1 medium size shallot (or more if you really like them like I do)
A couple of cloves of garlic, thyme, rosemary, salt, pepper, a teaspoon of sugar (brown).

Pastry (this is my Mom's recipe, who has it from her own mother, a basic easy to make pastry, yet very tasty, go figure with the butter that goes into it!)

250 gr all purpose flour (it should be flour with less gluten as you don't want it to be too elastic, or it will shrink when cooking)
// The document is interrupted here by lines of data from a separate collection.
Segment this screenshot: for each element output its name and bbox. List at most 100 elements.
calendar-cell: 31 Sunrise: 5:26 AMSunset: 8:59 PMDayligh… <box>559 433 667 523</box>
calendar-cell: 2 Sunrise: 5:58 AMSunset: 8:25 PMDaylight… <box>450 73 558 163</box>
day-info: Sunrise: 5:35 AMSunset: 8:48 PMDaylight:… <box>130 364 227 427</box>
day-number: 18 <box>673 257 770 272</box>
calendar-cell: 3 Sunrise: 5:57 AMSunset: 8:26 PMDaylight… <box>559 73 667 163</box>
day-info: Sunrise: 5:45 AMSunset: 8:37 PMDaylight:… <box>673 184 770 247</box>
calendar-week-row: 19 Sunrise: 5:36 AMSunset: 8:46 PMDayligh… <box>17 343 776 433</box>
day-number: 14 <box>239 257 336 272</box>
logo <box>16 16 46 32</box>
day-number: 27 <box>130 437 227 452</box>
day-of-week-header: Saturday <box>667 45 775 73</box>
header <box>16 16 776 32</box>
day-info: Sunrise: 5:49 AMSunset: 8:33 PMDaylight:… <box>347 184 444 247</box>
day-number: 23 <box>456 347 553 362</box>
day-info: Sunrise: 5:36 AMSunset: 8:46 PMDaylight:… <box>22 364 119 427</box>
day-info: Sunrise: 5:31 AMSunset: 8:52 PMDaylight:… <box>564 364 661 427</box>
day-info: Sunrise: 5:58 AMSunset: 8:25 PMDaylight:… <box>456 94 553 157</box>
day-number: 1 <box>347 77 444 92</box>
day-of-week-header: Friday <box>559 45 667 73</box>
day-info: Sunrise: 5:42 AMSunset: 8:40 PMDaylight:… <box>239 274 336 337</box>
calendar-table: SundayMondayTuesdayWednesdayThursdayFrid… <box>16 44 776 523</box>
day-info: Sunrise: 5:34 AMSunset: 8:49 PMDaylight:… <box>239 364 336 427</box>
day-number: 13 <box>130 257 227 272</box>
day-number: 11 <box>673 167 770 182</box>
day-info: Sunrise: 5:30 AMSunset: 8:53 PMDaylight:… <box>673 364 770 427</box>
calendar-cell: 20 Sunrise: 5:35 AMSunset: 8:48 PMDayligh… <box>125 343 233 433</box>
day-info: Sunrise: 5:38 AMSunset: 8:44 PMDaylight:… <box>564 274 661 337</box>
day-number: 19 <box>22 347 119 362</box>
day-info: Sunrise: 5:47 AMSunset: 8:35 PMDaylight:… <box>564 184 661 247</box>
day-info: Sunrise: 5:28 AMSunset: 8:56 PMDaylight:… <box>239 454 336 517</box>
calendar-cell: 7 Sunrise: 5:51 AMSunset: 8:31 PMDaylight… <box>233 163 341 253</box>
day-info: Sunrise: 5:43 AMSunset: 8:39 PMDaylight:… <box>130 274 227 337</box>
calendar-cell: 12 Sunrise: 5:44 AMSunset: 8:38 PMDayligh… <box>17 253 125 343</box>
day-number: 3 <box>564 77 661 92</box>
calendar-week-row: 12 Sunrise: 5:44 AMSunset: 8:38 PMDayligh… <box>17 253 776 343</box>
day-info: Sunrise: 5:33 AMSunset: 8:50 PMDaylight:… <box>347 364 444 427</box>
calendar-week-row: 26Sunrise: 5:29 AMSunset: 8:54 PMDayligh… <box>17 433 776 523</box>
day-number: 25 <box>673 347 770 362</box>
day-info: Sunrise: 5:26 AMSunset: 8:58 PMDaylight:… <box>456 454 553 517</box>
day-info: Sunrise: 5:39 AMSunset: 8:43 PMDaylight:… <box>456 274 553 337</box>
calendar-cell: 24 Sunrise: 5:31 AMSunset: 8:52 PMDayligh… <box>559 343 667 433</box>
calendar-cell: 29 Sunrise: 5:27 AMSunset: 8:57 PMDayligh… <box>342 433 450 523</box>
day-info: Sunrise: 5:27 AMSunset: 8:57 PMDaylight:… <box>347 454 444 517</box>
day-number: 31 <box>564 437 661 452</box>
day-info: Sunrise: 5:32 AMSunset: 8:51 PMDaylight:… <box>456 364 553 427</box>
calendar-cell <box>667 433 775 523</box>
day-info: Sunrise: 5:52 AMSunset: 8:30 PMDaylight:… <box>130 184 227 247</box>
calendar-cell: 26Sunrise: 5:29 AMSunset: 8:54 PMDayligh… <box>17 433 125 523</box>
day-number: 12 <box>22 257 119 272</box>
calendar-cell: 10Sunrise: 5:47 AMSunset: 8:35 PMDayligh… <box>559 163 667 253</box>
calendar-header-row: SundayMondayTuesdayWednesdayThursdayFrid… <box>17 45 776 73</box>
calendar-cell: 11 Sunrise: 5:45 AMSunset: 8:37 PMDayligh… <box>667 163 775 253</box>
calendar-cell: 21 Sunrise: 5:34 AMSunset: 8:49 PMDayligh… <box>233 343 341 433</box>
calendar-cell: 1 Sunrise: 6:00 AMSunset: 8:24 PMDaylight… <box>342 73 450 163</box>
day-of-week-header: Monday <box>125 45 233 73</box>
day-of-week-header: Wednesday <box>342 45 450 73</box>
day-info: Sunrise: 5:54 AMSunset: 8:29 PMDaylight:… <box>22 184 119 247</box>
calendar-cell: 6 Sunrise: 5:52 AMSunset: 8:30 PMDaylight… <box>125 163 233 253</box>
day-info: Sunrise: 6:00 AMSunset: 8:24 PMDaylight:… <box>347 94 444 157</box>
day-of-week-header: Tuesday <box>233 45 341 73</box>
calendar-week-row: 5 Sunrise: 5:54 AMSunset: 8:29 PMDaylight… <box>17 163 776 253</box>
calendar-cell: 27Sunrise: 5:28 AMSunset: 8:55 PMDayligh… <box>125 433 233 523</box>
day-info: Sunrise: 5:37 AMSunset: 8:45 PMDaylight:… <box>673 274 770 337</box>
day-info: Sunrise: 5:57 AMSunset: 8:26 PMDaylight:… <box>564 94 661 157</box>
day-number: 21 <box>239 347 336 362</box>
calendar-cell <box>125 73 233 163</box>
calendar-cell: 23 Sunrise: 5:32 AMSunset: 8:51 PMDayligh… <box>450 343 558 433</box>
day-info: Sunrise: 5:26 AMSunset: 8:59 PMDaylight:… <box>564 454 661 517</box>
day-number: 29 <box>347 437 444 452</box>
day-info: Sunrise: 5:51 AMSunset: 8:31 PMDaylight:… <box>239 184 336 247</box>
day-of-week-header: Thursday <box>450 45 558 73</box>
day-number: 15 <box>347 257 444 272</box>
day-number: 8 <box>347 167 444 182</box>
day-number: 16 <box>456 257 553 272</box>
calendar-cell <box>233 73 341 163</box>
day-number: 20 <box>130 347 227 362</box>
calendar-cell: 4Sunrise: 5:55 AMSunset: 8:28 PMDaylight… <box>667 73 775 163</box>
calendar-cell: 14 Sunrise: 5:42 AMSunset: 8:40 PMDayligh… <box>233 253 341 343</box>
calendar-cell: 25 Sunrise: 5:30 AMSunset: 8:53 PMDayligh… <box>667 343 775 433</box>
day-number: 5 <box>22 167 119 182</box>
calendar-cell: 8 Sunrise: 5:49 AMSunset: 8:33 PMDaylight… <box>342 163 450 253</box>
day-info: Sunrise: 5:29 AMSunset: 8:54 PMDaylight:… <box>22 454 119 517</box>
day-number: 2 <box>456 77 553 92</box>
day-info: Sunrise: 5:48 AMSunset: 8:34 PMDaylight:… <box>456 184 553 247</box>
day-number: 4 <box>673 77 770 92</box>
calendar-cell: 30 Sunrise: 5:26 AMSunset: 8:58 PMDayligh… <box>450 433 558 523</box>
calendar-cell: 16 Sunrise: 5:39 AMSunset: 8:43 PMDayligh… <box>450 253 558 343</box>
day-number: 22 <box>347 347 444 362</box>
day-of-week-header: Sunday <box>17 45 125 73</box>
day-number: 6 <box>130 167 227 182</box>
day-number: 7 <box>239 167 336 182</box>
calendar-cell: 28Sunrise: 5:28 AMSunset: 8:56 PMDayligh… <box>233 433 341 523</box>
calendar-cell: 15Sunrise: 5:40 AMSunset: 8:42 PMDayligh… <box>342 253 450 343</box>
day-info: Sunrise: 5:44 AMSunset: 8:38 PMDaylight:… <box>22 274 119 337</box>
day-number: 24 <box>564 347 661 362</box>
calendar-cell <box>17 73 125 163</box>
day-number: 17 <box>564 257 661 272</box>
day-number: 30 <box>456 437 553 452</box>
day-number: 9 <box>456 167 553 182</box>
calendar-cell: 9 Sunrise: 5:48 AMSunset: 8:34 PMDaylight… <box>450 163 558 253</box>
125 gr butter at room temperature
90 gr cold water
1 pinch of salt

Mix all ingredients (by hand or mixer, do not knead), roll out pastry and fold it in 3, give it a half turn to the left and repeat once ( you can repeat this process a couple more times after cooling, it will make the pastry a little bit puffy).
Then wrap with cling film and place in the fridge to cool down while you prepare your tomatoes.

Tomatoes step 1

Peal and finely chop the shallots and garlic, place in a non stick frying pan with a little olive oil on medium to low heat, you want to soften them without browning them, 5/10 mn.
While this is cooking,
Clean and half the tomatoes, removing the top green hard part, then place them face down in the frying pan on top of the shallots and garlic, let them cook half way through on low to medium heat (you can put the lid on it will keep the juices) then turn them upside down, add salt, pepper, rosemary, thyme and sugar for caramelising and continue cooking them, toward the end increase the temperature a little to obtain caramel texture on bottom of pan.
Make sure you don't break them when you turn them or check them.


Tomatoes step 2

When cooked through, if the skin is too hard by now it should come apart and you can just remove it from the tomatoes, then place each tomato side by side tightly in an oven proof dish (Pyrex or porcelain or plain tôle à tarte).
Keep the juices aside in the pan covered.
While the tomatoes are cooking you can roll out the pastry into the shape of the dish you have selected plus enough for the sides.

Final step
Place the rolled out pastry on top of your tomatoes and on the sides in the dish and bake in preheated oven for 25 mn at 180/190 C (356/374 F) time will depend on your oven so check it out after 20mn, pastry should be golden and cooked through.
When cooked, here is the hard part, take a serving dish, place it on top of your inverted pie and rotate in a quick movement to have the pastry underneath and the tomatoes on top, this can be tricky as it's hot and some liquid will be in the baking dish, then pour the juices from your frying pan on top of the tomatoes and serve immediately with a green salad, it makes a perfect summer evening light meal (or winter starter to bring on the summer feel!).